Son corps entier était endolori, surtout son dos, heurté par le dernier choc contre l'arbre, elle avait l'impression que ses os allaient se briser. Allongée au sol, elle essayait de se relever, mais elle ne pouvait même pas bouger un doigt – après le coup dévastateur, elle sentait que ce corps n'était plus le sien. Bien que ce soit une expérience précieuse et rare dans un jeu virtuel, la jeune fille n'avait aucune pensée de ce genre à ce moment-là.
Il semble que… on ne puisse vraiment pas gagner… Tant pis, il vaut mieux mourir…
Rotation, séparation, distorsion, puis superposition, Mengzhu cligna des yeux avec effort, reprenant ses esprits après l'étourdissement visuel, et réussit à voir le décor qui s'offrait à elle — une image discordante composée d'ombres d'arbres mouvantes, de feuilles dansant dans l'air, d'un arbre gigantesque se dressant d'un côté, et de la silhouette de cet oncle de l'autre.
— Bonne réaction, tu as su sauter pour dissiper la force, sinon cette petite dague ne t'aurait pas sauvée… — Duan Qing se tenait près de la jeune fille, puis s'accroupit lentement.
Avec une expression d'incrédulité dans les yeux, Mengzhu demanda avec difficulté : — Tu… touss… Tu es… encore là… ?
— J'ai compris, ce Sanglier est effectivement coriace, les attaques ordinaires ne servent probablement pas à grand-chose. Quant à savoir pourquoi je n'ai pas couru… Peux-tu encore te lever ?
— Tous… Si tu ne pars pas bientôt… attention derrière…
— Ça va, ça va, je sais. Rassemble tes forces. — Duan Qing secoua la tête, l'ombre derrière lui s'étendant, signe de l'approche du Sanglier.
— Vu que tu fais si gentiment attention à moi, je veux bien te considérer comme une bonne personne. Alors, abandonner quelqu'un qui fait attention à moi et courir, comment pourrais-je faire une chose aussi peu virile…
— Tu veux encore jouer les héros ! Tu crois que c'est une romance, touss touss touss… — Comme si elle était enfiévrée par la colère, la jeune fille articula cette phrase complète, puis se laissa retomber.

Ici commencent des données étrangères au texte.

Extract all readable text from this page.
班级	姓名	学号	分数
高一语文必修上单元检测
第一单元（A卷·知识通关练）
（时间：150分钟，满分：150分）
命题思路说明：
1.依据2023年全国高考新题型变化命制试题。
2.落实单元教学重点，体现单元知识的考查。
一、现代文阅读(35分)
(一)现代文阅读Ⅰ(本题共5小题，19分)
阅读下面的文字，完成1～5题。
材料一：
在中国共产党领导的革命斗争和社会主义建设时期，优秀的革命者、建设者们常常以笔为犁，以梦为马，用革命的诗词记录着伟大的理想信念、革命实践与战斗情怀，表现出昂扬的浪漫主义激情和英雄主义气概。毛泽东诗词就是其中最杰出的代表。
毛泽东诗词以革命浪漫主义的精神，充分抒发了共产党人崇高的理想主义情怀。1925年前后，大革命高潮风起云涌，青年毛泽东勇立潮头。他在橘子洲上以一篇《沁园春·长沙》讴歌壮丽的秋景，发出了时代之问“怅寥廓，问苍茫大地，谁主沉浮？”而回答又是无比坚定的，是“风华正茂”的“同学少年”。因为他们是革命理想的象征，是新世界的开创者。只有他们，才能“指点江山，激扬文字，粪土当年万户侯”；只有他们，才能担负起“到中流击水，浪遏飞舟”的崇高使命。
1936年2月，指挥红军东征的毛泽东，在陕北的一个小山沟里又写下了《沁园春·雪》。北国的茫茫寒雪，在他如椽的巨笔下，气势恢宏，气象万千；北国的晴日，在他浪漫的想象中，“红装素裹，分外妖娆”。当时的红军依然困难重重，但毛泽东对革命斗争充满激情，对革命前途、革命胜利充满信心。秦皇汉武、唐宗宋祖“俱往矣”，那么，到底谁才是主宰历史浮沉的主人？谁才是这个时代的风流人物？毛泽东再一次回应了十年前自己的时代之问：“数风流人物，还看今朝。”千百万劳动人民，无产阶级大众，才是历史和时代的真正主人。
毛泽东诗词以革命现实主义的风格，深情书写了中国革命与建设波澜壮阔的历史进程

Manifestement, dans une telle situation, elle ne voyait aucun espoir : — Encore un homme… Tu crois… que tu peux le battre…
— Bien sûr que je ne peux pas le battre. — dit Duan Qing. — Ce que je veux dire, c'est que… on peut courir ensemble.
Il attrapa Mengzhu et, sous les rugissements furieux de la bête géante, se mit à courir à toute allure.